Back to my fresh asparagus.  Tonight I added it to some risotto and served it alongside a baked fish fillet.  I looked forward to this all day and it didn't disappoint.

The risotto is cooked to a perfect al dente with just a bit of a bite left and the asparagus can be cooked to your liking...I prefer mine with a little crunch left.  Tonight I used a special broth that I found at the discount store for $.50.  You can substitute straight chicken or vegetable broth, either would be just as delicious.  I also baked my fish in orange juice but it would have been equally as good with the broth I used for the risotto. 

Remember that rice takes about 20-25 minutes to cook overall.  Because of that I got my fish ready for the oven and got it baking before starting to cook the risotto.  I baked my fish in my favorite mini-oven (my toaster oven) and when it was finished with the 20 minutes, the oven turned off and the fish stayed in the oven warming until the risotto was ready.  You can do the same with a regular oven but you'll have to remember to turn off the oven when the time is up.

SIMPLE BAKED FISH FILLET

4 oz. white fish fillet (tilapia or similar)
1/3 cup orange juice
salt, pepper and garlic parsley powder to taste
drizzle of olive oil

Preheat oven to 400 degrees. In an ovenproof dish, pour in the orange juice and top with fish fillet. Sprinkle with salt, pepper and a pinch of garlic parsley powder. Drizzle with olive oil and bake in oven for 20 minutes.


When the fish is done, the juice is a bit thickened and can be spooned over the fish on the plate.

SPRINGTIME ASPARAGUS RISOTTO
If you've never made risotto before please give this a try.  It's simple and amazingly delicious.  One secret to keeping the rice cooking throughout the process is to use hot stock or broth.  I simply put mine in a measuring cup and heat it in the microwave.

4 stalks of asparagus, chopped to 1/2 inch pieces, tips set aside
1/4 cup arborio rice
2 tsp. olive oil
1 Tbls. minced shallot
1/2 tsp. minced garlic
3/4 to 1 cup hot broth
1/4 cup grated fresh Parmesan cheese


In a heavy 6-inch non-stick skillet heat enough water to cover asparagus to boiling, toss in asparagus (except the tips) and let cook two minutes or until cooked to desired doneness.  Add the tips and cook one minute longer. Strain from skillet and set aside.

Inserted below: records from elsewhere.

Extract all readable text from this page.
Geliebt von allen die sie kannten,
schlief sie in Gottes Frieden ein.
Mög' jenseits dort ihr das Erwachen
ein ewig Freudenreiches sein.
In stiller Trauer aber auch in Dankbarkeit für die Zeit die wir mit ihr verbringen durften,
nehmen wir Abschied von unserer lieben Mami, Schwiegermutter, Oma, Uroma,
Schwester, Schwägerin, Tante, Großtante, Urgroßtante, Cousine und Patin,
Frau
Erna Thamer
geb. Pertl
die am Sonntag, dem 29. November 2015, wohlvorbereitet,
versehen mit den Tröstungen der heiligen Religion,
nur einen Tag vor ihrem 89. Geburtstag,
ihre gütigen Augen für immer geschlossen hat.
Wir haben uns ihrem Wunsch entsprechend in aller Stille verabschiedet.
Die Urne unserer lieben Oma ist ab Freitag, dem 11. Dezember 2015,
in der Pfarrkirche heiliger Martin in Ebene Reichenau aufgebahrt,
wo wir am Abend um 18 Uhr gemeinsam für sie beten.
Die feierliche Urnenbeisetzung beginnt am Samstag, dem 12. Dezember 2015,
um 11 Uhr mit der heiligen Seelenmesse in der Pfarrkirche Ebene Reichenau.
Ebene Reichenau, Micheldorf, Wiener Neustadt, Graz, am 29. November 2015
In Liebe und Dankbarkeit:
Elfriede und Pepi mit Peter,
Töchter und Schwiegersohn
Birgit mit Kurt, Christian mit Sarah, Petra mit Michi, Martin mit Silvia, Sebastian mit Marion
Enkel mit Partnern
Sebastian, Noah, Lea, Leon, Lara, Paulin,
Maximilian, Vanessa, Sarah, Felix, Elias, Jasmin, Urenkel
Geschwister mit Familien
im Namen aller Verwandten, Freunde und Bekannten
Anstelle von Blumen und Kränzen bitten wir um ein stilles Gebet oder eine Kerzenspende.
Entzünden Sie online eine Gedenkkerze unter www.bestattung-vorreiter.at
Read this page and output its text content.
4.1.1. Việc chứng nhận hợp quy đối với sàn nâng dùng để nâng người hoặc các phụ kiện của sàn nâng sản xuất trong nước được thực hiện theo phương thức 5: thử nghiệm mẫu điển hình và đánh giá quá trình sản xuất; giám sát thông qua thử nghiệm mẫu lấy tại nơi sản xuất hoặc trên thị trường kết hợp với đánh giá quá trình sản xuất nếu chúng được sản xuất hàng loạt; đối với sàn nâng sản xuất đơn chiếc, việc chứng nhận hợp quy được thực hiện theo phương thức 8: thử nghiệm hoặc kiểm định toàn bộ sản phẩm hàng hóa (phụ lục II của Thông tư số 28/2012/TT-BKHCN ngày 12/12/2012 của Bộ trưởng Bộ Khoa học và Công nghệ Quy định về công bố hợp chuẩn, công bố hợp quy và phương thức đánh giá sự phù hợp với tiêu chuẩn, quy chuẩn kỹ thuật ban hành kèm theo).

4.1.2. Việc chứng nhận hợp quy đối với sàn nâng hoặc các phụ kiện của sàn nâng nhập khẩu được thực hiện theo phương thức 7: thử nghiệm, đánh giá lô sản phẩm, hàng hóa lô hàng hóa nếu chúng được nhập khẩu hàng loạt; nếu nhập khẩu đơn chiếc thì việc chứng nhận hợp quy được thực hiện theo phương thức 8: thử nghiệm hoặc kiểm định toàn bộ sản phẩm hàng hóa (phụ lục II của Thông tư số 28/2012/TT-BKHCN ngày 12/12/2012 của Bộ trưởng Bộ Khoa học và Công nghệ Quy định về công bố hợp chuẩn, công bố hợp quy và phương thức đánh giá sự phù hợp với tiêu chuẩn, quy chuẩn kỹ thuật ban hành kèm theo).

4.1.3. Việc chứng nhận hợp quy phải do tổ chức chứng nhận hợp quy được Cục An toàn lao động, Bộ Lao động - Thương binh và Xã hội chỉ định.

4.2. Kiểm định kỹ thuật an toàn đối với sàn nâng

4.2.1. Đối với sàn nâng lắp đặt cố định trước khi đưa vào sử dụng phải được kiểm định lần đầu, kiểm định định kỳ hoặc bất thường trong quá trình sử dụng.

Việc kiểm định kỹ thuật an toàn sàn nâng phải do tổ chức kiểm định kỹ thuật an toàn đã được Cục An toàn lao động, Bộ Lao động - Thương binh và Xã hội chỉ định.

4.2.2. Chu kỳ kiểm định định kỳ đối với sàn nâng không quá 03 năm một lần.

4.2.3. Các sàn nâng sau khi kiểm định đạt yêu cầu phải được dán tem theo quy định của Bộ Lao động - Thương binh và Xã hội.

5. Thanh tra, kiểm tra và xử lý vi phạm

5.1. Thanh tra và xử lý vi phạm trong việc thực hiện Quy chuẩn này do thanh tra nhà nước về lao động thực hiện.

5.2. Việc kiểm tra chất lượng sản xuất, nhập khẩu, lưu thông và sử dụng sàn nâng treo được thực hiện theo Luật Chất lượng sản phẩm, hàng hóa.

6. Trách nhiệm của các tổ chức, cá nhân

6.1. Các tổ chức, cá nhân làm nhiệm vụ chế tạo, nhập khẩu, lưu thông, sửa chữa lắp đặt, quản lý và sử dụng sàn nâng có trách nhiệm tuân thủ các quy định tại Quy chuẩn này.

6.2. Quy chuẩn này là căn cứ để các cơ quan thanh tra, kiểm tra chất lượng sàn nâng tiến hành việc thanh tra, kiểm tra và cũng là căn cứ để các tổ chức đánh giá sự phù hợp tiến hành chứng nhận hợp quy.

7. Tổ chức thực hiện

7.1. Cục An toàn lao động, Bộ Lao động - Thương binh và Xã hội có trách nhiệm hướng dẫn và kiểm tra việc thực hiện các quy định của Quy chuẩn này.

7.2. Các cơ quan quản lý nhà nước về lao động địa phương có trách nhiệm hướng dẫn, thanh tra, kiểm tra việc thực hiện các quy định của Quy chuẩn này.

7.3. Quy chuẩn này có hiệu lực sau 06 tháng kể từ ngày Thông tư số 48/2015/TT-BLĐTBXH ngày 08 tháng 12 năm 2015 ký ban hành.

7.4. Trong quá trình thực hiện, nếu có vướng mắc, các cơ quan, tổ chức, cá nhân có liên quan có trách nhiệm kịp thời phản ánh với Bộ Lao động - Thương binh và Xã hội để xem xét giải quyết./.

In a heavy 6-inch non-stick skillet over medium high heat, heat the olive oil till hot, add garlic and shallot and cook till translucent.  Add the rice and stir in hot oil till all grains are covered and glistening.  Add a touch more oil if necessary.  Cook over medium heat until grains begin to turn translucent around the edges, about 3 minutes.

Add hot broth to the pan 3-4 tablespoons at a time, stir to combine and let cook over medium heat.  Let cook until the broth is absorbed into the rice, stirring occasionally .  Continue to add broth to the pan a little at a time and continue the cooking process in 3-4 batches. 


Once rice has cooked 20-25 minutes until tests done (tasting is always good for this!) add back in the asparagus and stir while reheating.  Add in most of the grated cheese and stir until melted. 

Plate risotto and fish on a warm plate.  Top the risotto with the remaining grated cheese and spoon some of the sauce in the fish dish over the fillet.  I served my dinner with a glass of  Tesoro Vidal Blanc from Gervasi Vineyard in Canton.  It occurred to me as I sipped my wine the it would have worked just as well as the orange juice for cooking the fish tonight.  Feel free to experiment on your own to see if this works.